La Suprema Corte, investita della controversia, rileva preliminarmente che, in tema di dequalificazione professionale, è risarcibile il danno non patrimoniale qualora si verifichi una grave violazione dei diritti del lavoratore protetti dalla tutela costituzionale.
Secondo i Giudici di legittimità, tale danno deve accertarsi in base alla persistenza del comportamento lesivo, alla durata e alla reiterazione delle situazioni di disagio professionale e personale, all’inerzia del datore rispetto alle istanze del prestatore di lavoro, anche a prescindere da uno specifico intento di declassarlo o di svilirne i compiti.

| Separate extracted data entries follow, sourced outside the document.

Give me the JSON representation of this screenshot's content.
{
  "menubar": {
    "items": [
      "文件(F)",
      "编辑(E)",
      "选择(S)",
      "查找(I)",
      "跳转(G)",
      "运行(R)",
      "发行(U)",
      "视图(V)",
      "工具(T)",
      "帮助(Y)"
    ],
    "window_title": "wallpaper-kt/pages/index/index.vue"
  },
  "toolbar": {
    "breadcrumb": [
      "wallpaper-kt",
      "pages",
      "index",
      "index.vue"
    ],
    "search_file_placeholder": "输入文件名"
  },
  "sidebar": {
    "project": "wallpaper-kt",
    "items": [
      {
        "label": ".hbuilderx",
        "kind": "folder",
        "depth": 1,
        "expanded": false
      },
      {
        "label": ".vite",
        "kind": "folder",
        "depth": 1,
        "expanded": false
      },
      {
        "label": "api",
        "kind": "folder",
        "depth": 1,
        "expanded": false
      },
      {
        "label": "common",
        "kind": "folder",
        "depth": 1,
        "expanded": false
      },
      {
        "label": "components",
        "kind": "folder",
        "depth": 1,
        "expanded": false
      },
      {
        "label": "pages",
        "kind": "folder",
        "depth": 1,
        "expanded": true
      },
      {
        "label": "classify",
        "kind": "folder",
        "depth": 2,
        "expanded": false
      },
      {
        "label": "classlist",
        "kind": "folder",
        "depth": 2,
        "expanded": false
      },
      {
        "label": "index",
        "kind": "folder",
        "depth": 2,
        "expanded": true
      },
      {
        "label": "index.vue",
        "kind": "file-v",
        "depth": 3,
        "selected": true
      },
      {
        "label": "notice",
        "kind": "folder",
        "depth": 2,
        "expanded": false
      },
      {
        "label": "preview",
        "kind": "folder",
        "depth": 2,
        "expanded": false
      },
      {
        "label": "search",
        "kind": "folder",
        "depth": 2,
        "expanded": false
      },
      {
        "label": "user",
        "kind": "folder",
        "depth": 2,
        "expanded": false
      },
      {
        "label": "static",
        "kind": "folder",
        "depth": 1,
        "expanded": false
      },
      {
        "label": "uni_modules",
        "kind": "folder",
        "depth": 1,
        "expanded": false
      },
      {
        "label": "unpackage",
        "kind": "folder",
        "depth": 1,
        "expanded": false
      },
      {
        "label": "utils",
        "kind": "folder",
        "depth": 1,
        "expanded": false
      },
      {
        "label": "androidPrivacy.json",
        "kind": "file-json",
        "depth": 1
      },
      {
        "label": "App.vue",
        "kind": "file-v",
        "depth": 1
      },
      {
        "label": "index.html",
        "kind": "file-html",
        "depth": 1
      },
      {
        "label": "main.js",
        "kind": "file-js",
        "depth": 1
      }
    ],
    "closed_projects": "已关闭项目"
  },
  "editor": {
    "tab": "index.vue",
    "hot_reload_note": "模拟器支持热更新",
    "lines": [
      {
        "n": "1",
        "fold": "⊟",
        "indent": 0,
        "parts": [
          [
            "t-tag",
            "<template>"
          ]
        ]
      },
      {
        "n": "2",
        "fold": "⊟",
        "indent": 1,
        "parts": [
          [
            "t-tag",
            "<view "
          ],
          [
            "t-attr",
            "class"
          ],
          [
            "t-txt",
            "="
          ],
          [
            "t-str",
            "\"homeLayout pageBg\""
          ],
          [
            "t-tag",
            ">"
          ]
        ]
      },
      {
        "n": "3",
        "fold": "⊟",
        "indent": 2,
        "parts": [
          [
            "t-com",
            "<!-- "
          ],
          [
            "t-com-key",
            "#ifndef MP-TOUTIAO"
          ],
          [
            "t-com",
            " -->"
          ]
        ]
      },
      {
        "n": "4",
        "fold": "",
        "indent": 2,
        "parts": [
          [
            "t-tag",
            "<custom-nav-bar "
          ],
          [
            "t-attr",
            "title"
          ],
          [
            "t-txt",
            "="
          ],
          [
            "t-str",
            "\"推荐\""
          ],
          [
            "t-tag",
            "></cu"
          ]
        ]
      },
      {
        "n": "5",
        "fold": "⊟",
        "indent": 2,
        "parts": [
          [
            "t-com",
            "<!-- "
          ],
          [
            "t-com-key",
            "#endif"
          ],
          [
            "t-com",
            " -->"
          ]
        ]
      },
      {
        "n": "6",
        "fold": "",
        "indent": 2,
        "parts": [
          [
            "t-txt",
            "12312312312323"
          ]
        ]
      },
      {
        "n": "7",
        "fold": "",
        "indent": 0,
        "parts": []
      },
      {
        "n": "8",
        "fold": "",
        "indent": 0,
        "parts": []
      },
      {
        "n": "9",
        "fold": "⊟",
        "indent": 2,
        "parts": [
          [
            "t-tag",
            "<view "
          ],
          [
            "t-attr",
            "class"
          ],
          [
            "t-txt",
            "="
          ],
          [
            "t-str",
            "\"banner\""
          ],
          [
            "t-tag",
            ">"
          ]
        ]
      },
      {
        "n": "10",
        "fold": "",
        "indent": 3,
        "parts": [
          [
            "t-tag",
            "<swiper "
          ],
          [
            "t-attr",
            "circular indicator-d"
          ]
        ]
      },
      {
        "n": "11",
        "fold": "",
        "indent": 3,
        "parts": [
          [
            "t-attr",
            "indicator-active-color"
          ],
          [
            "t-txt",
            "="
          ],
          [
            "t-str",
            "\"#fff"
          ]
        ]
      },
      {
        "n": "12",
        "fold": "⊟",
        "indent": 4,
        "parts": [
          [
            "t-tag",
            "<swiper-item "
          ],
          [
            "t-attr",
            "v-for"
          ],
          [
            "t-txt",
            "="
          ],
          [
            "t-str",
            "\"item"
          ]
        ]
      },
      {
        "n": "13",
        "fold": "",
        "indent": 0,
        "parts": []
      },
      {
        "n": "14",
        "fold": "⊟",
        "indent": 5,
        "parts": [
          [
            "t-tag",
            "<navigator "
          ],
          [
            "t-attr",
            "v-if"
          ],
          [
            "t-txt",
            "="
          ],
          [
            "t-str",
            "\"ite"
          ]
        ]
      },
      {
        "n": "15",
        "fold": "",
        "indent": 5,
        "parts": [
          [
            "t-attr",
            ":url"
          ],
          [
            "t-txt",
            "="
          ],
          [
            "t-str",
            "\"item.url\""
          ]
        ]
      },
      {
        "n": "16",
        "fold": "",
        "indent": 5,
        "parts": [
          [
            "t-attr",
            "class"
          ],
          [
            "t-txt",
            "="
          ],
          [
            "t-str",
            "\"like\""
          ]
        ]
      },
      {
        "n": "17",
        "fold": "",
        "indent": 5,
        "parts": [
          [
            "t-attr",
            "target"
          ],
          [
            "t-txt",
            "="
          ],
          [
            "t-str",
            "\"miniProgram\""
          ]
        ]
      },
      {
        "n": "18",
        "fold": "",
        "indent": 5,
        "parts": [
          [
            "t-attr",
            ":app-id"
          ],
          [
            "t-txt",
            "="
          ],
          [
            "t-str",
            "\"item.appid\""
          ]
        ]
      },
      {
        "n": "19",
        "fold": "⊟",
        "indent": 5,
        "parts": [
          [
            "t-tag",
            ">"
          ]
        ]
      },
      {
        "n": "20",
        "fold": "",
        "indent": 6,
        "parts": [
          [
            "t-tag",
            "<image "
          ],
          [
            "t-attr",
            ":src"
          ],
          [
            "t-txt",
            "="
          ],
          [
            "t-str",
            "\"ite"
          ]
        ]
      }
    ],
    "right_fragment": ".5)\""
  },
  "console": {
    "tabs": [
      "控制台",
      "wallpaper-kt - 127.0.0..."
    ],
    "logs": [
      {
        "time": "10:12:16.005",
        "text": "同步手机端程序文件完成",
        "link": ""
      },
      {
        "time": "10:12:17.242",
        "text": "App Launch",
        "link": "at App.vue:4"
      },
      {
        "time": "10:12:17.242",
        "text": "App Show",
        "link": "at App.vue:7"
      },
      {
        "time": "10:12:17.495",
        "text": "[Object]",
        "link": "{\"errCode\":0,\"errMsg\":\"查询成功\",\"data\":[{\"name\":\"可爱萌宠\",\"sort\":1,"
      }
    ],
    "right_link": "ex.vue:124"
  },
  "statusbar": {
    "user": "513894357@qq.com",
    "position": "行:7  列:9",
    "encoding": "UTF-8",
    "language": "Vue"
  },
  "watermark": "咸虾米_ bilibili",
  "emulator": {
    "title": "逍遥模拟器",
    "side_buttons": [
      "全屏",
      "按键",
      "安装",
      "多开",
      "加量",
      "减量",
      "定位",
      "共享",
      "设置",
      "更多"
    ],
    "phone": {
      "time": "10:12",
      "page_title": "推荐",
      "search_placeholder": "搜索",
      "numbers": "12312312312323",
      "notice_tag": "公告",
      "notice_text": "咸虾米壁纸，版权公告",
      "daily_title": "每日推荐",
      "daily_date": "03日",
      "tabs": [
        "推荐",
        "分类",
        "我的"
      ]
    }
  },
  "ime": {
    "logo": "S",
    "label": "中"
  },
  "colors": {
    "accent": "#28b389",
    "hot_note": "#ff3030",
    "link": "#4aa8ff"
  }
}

Pertanto, uno dei parametri da utilizzare per la liquidazione del danno, quantificabile in via equitativa, è rappresentato anche dal mancato aggiornamento del lavoratore in merito al settore cui lo stesso era addetto, soprattutto nel caso in cui si tratti di un ambito altamente specializzato e caratterizzato, come nel caso in esame, dalla velocità dell’evoluzione tecnologica.
Conseguentemente, la Suprema Corte conferma il giudizio di merito e rigetta il ricorso proposto dalla società, confermando la debenza del risarcimento del danno riconosciuto al dipendente.